# 7 x14 Chinese mini lathe



## Sky_king221 (Jan 27, 2022)

Howdy all, new member here.. A few years ago I saw a video on YouTube by This Old Tony about the infamous Chinese mini lathe. It was the size that I needed. I begged the wife and she finally caved in and I became the proud owner of the most reviled mini lathe on the planet. It took about a month to arrive. It was not bolted down in the shipping crate, both of the hand wheels came pre-cracked, the power cord strain relief was broken, and the chip shield was dented. But, it came alive and worked when plugged in and turned on. I was able to fix the power cord, and used the hand wheels as they were. After about 6 months, the spindle drive belt broke, and finding a replacement took a good 3 months from a supplier in California. Everything worked perfectly for the next year until I decided to replace the cracked hand wheels. While parting off, the blade jammed in the part and the chuck abruptly stopped. Before I could get to the stop switch, a small puff of smoke said I was going to have a bigger problems. Ya know, it's real hard to find parts for a lathe with no parts manual available. I was about to buy a replacement lathe but called Little Machine Shop first to see if thier tech people could be of help, and they were. They directed me to thier resources page and there I found a man who repair Chinese mini lathe controller boards. Unfortunately it turned out the board I had was not repairable, but he had a board that would work. I bought it right out and inside of 2 weeks was up and running again. I have since completed the new hand wheels shortly. After that I upgraded the control box to move the controls around and incorporate a digital rpm readout. I am currently working on a carrage lock and cutting oil dispenser system. Jim


----------



## Skierdude (Jan 27, 2022)

Hi there and welcome to the forum.
Good job keeping your lathe in operation. Half the fun of being a machinist is keeping your machines running!


----------



## Sky_king221 (Jan 27, 2022)

BTW folks, while searching the internet for parts for my lathe I did find that it a very, very close relative to the Seig C3 mini lathe. You can also find parts and information as a CJ0618 lathe. Jim


----------



## ConValSam (Jan 27, 2022)

Welcome to the forum!

My experience with LMS has always been great, my only complaint being that they were so far away from me that delivery took a long time: you won't have that issue.

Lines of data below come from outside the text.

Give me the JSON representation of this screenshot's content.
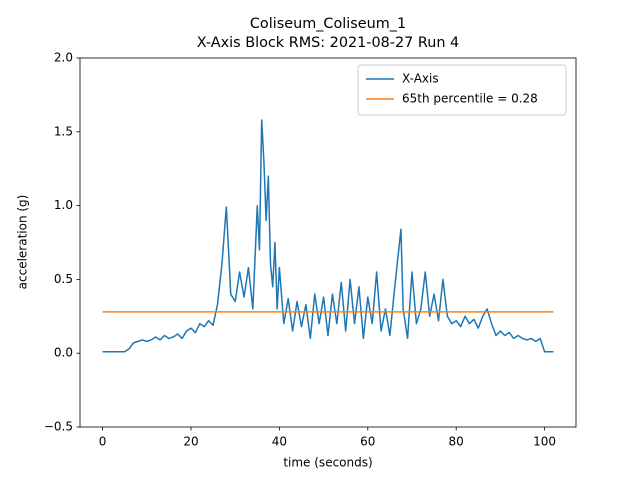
{
  "chart_data": {
    "type": "line",
    "title": "Coliseum_Coliseum_1",
    "subtitle": "X-Axis Block RMS: 2021-08-27 Run 4",
    "xlabel": "time (seconds)",
    "ylabel": "acceleration (g)",
    "xlim": [
      -5.1,
      107.1
    ],
    "ylim": [
      -0.5,
      2.0
    ],
    "xticks": [
      0,
      20,
      40,
      60,
      80,
      100
    ],
    "yticks": [
      {
        "value": -0.5,
        "label": "−0.5"
      },
      {
        "value": 0,
        "label": "0.0"
      },
      0.5,
      {
        "value": 1,
        "label": "1.0"
      },
      1.5,
      {
        "value": 2,
        "label": "2.0"
      }
    ],
    "legend": "upper right",
    "series": [
      {
        "name": "X-Axis",
        "color": "#1f77b4",
        "x": [
          0,
          1,
          2,
          3,
          4,
          5,
          6,
          7,
          8,
          9,
          10,
          11,
          12,
          13,
          14,
          15,
          16,
          17,
          18,
          19,
          20,
          21,
          22,
          23,
          24,
          25,
          26,
          27,
          28,
          28.5,
          29,
          30,
          31,
          32,
          33,
          34,
          35,
          35.5,
          36,
          36.5,
          37,
          37.5,
          38,
          38.5,
          39,
          39.5,
          40,
          41,
          42,
          43,
          44,
          45,
          46,
          47,
          48,
          49,
          50,
          51,
          52,
          53,
          54,
          55,
          56,
          57,
          58,
          59,
          60,
          61,
          62,
          63,
          64,
          65,
          66,
          67,
          67.5,
          68,
          69,
          70,
          71,
          72,
          73,
          74,
          75,
          76,
          77,
          78,
          79,
          80,
          81,
          82,
          83,
          84,
          85,
          86,
          87,
          88,
          89,
          90,
          91,
          92,
          93,
          94,
          95,
          96,
          97,
          98,
          99,
          100,
          101,
          102
        ],
        "values": [
          0.01,
          0.01,
          0.01,
          0.01,
          0.01,
          0.01,
          0.03,
          0.07,
          0.08,
          0.09,
          0.08,
          0.09,
          0.11,
          0.09,
          0.12,
          0.1,
          0.11,
          0.13,
          0.1,
          0.15,
          0.17,
          0.14,
          0.2,
          0.18,
          0.22,
          0.19,
          0.33,
          0.6,
          0.99,
          0.7,
          0.4,
          0.35,
          0.55,
          0.38,
          0.58,
          0.3,
          1.0,
          0.7,
          1.58,
          1.3,
          0.9,
          1.2,
          0.6,
          0.45,
          0.75,
          0.3,
          0.58,
          0.2,
          0.37,
          0.15,
          0.35,
          0.18,
          0.33,
          0.1,
          0.4,
          0.2,
          0.38,
          0.12,
          0.4,
          0.2,
          0.48,
          0.15,
          0.5,
          0.2,
          0.45,
          0.1,
          0.38,
          0.2,
          0.55,
          0.15,
          0.3,
          0.12,
          0.42,
          0.7,
          0.84,
          0.3,
          0.1,
          0.55,
          0.2,
          0.3,
          0.55,
          0.25,
          0.4,
          0.22,
          0.5,
          0.25,
          0.2,
          0.22,
          0.18,
          0.25,
          0.2,
          0.23,
          0.17,
          0.25,
          0.3,
          0.2,
          0.12,
          0.15,
          0.12,
          0.14,
          0.1,
          0.12,
          0.1,
          0.09,
          0.1,
          0.08,
          0.1,
          0.01,
          0.01,
          0.01
        ]
      },
      {
        "name": "65th percentile = 0.28",
        "color": "#ff7f0e",
        "x": [
          0,
          102
        ],
        "values": [
          0.28,
          0.28
        ]
      }
    ]
  }
}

You can make a lot of good parts on those little lathes; glad you're back in business


----------



## jwmay (Jan 28, 2022)

Welcome. Your first mission, should you choose to accept it, is to post up a picture of this little lathe you have. This message will never self destruct and in fact, will probably outlive all of us.


----------



## machPete99 (Jan 28, 2022)

Be careful, these mini lathe arrangements often lead to larger lathe purchases down the road. Don't ask how I know. 

One of the better mods I did to  my mini lathe before getting rid of it was to change the headstock bearings over to tapered roller automotive wheel bearings. It improves the rigidity quite a bit. That and refitting and tuning up/aligning  the headstock/carriage/tailstock properly. Thiese things are really lathe "kits", some assembly required.


----------



## addertooth (Jan 28, 2022)

Yes, the often maligned and disparaged mini-lathe can be a rather good tool.   I would be the last to laugh at one, especially if it has had all the commonly-known upgrades applied to it.  I will admit to cheating when mine was bought.  I got one of the "deluxe" LMS models that came from the store with the maximum upgrades (except carriage lock, extended cross-slide, tapered bearings, and 4-jaw chuck).  All the other common upgrades came with that mini-lathe (metal hand-wheels, lever-release tail-stock, Digital Read Out, Quick-Change tool post, 16 inch bed). It cost more, but arrived ready to hit the ground machining.


----------



## Sky_king221 (Jan 28, 2022)

The wife gave me a 4 jaw chuck, ER32 collet chuck, and new control box enclosure for Christmas. All have been incorporated. I have the new taper bearing, just waiting for the right time to install them. Jim


----------



## Just for fun (Jan 28, 2022)

Welcome to the site Jim !


----------



## Ken from ontario (Jan 28, 2022)

Welcome aboard Jim, it looks like you're getting to know the limitations of your mini lathe, not an easy task , carriage lock and extended-travel upgrades are most useful , I will always keep my mini lathe even if I buy a bigger lathe.


----------



## markba633csi (Jan 28, 2022)

If www.oldvhfguy.com couldn't repair your board that's surprising since he has repaired so many.  
Anyhow, glad you got it going again.
-M


----------



## Pointon_Machine (Jan 28, 2022)

Hi, Jim - me too! My lathe arrived in early January and I took it completely apart, cleaned every bit of it, reworked the carriage, aligned the tailstock, and added a chip guard and a carriage lock. I'm gathering more tooling so I can complete a little oscillating steam engine project. The Little Machine Shop folks are great - almost every part and many upgrades are available. Mine is similar to the Seig C3, but has a different carriage and no gears in the headstock. Made my first chips since 1981- I was raised in a very small tool & die shop owned by my grandfather in Trenton, NJ. Welcome  - Chris L.


----------



## homebrewed (Jan 28, 2022)

Welcome to the forum!

I bought my 7x12 from Micro-Mark close to 20 years ago.  Uncrated it, plugged it in and started machining.....

It just recently started having problems (one or more bad transmission gears and a drive belt on its last legs) but I can't complain.  Replacement parts are still available!  So once you iron out your problems you should have some fun with yours.


----------